Thursday, April 24, 2014

Reason: Opinion: Matt Welch: Progressive Puritans: When Did Progressivism Become Statism?


Reason: Opinion: Matt Welch: Progressive Puritans

Progressivism, at least as it has been practiced in recent times, has been a political philosophy that is about using government to make society better at supporting people in need, not to run everything for everybody and eliminate economic and personal choices on the assumption that Americans are simply too dumb to manage their own affairs.  The Progressive era began with Teddy Roosevelt and was continued by his cousin Franklin through Harry Truman and up to Lyndon Johnson.

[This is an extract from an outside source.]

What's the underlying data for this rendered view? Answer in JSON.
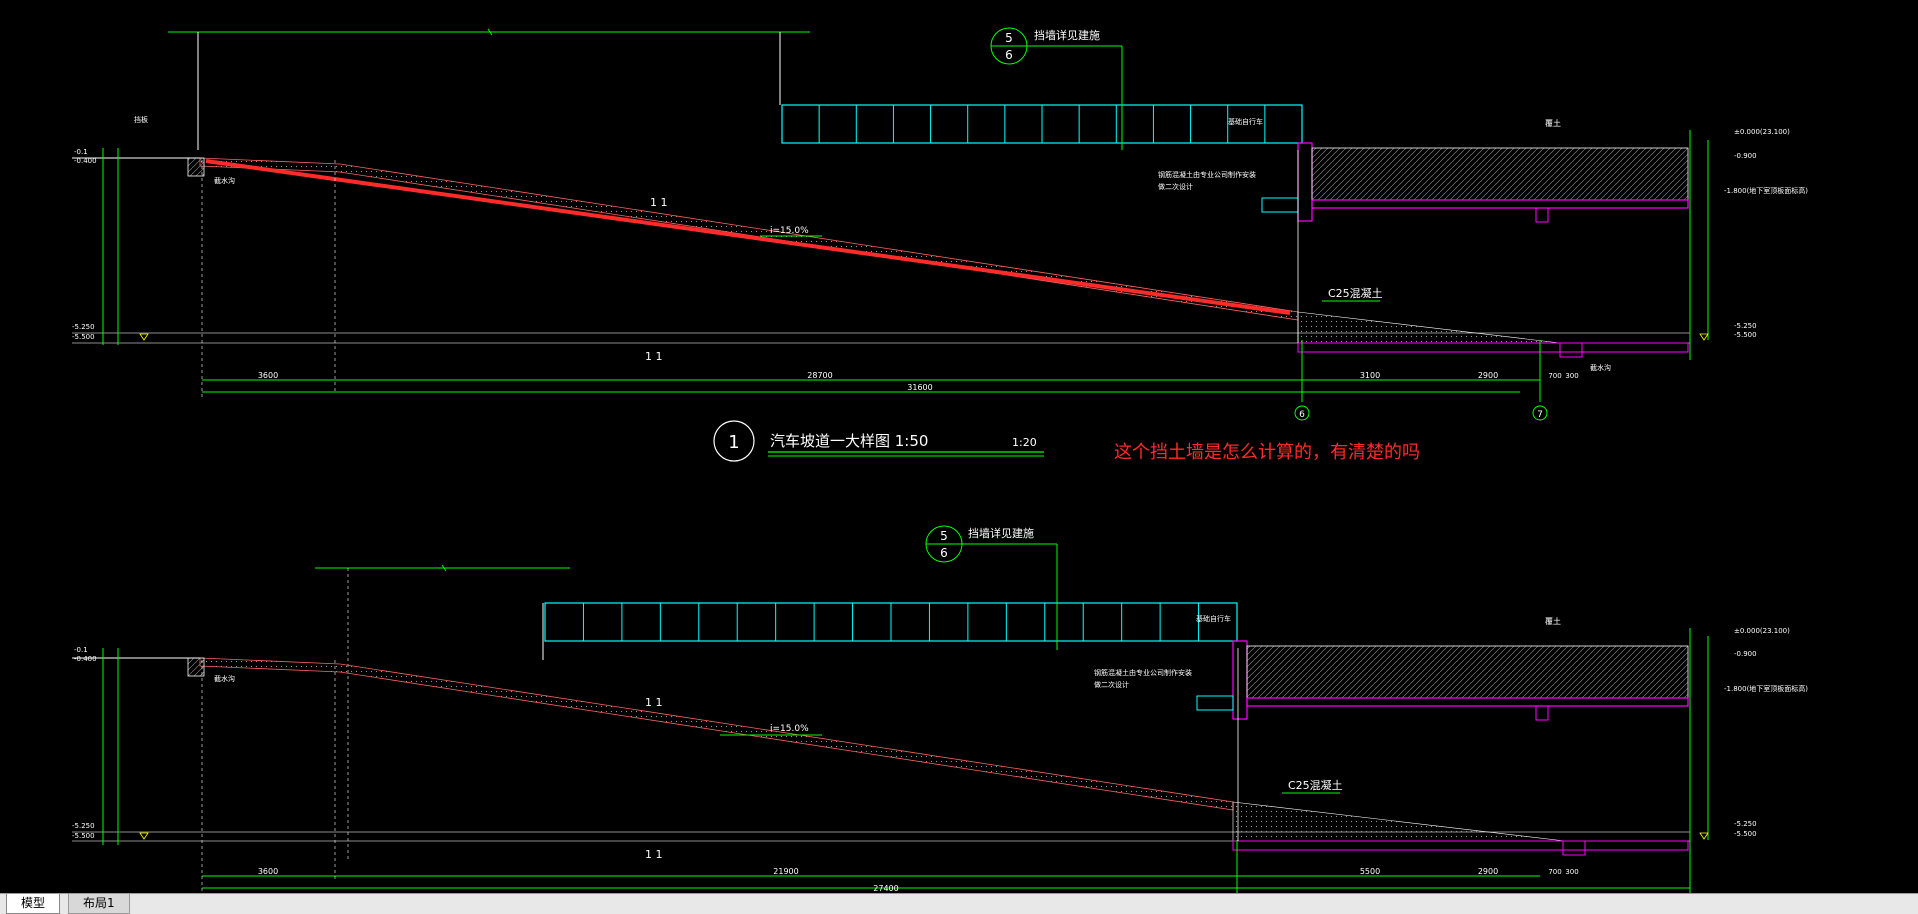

In the mid and late 1960s, the New Left appeared from within the Baby Boom Generation.  This big government movement  believed that the Federal Government needed to go much further, no longer playing its traditional supportive role but now directing people's lives, by force if necessary. It started as  a protest against the Vietnam War.  It evolved to believing that government should move towards the European welfare state to take care of people because capitalism is dangerous.

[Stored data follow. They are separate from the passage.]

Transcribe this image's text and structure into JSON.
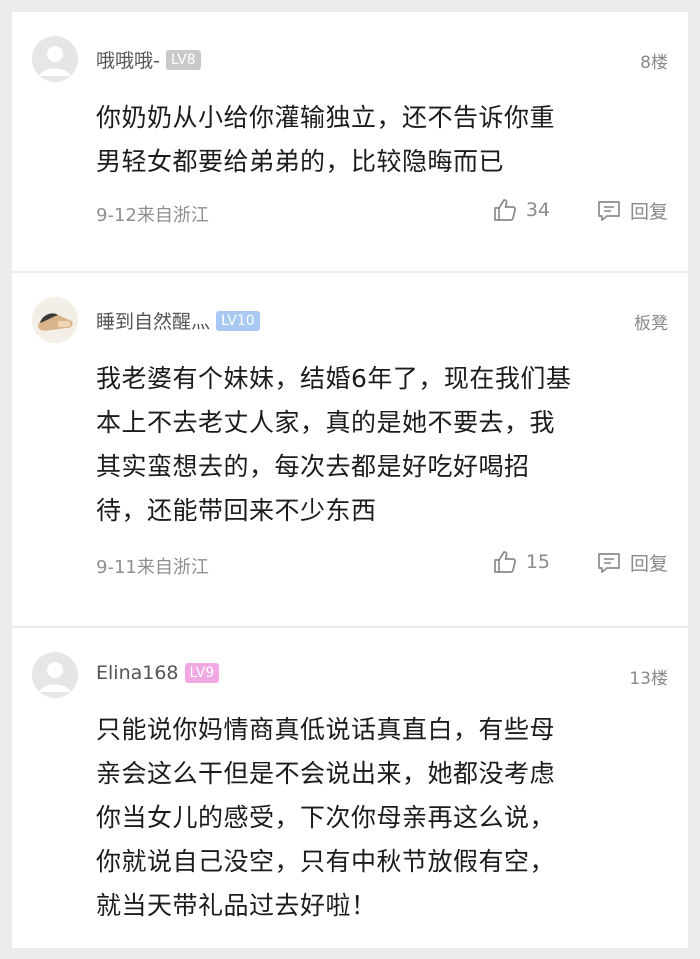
{
  "comments": [
    {
      "username": "哦哦哦-",
      "level": "LV8",
      "floor": "8楼",
      "text_lines": [
        "你奶奶从小给你灌输独立，还不告诉你重",
        "男轻女都要给弟弟的，比较隐晦而已"
      ],
      "time": "9-12来自浙江",
      "likes": "34",
      "reply_label": "回复"
    },
    {
      "username": "睡到自然醒灬",
      "level": "LV10",
      "floor": "板凳",
      "text_lines": [
        "我老婆有个妹妹，结婚6年了，现在我们基",
        "本上不去老丈人家，真的是她不要去，我",
        "其实蛮想去的，每次去都是好吃好喝招",
        "待，还能带回来不少东西"
      ],
      "time": "9-11来自浙江",
      "likes": "15",
      "reply_label": "回复"
    },
    {
      "username": "Elina168",
      "level": "LV9",
      "floor": "13楼",
      "text_lines": [
        "只能说你妈情商真低说话真直白，有些母",
        "亲会这么干但是不会说出来，她都没考虑",
        "你当女儿的感受，下次你母亲再这么说，",
        "你就说自己没空，只有中秋节放假有空，",
        "就当天带礼品过去好啦！"
      ]
    }
  ],
  "colors": {
    "lv8": "#c9c9c9",
    "lv10": "#a9c9f2",
    "lv9": "#f2a9e3"
  }
}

It presumed to know what is best for you and how you should live.  Parts of it believed that compliance with its recommendations should be required.  "If you don't live this way, Uncle Sam will punish you for your own good."

In 2012, Mayor Mike Bloomberg of NYC pushed a ban of extra large soft drinks through the NYC Council.  It was later overturned in court.  I respect Mayor Bloomberg very much for his honesty and business competence which transformed the NYC Government into a pretty efficient operation, able to respond quickly and effectively to problems facing the city.  When he made those proposals, I, among others,  called him a paternalist and a nanny statist.

This was a new manifestation of the motivation behind  alcohol prohibition in the 1930s and the War on Drugs, from the early 1970s, from which we still suffer. The whole notion that government knows best on drink and drugs and punishment is the best mechanism for ensuring compliance has been proven wrong time and again.

The New Left wants to replace government's supportive role with a guarantee of general welfare.  It would no longer be government's role to protect and support people in need but to direct how they should live. The  means-tested safety net and public assistance are no longer good enough.  We now need a welfare state to take care of everyone because government can do a better job of it than the private sector or individuals, themselves.

It would be enough for me, as a Liberal, if the New Left were just big government, high tax, socialist welfare statists but it gets worse.  They want to interpret the general welfare clause of the constitution to  support their case that government's role should go beyond economic support to include lifestyle management because personal freedom can be dangerous.  They can't have people deciding for themselves what or how much to eat, drink, or smoke or what to  say in public or to each other.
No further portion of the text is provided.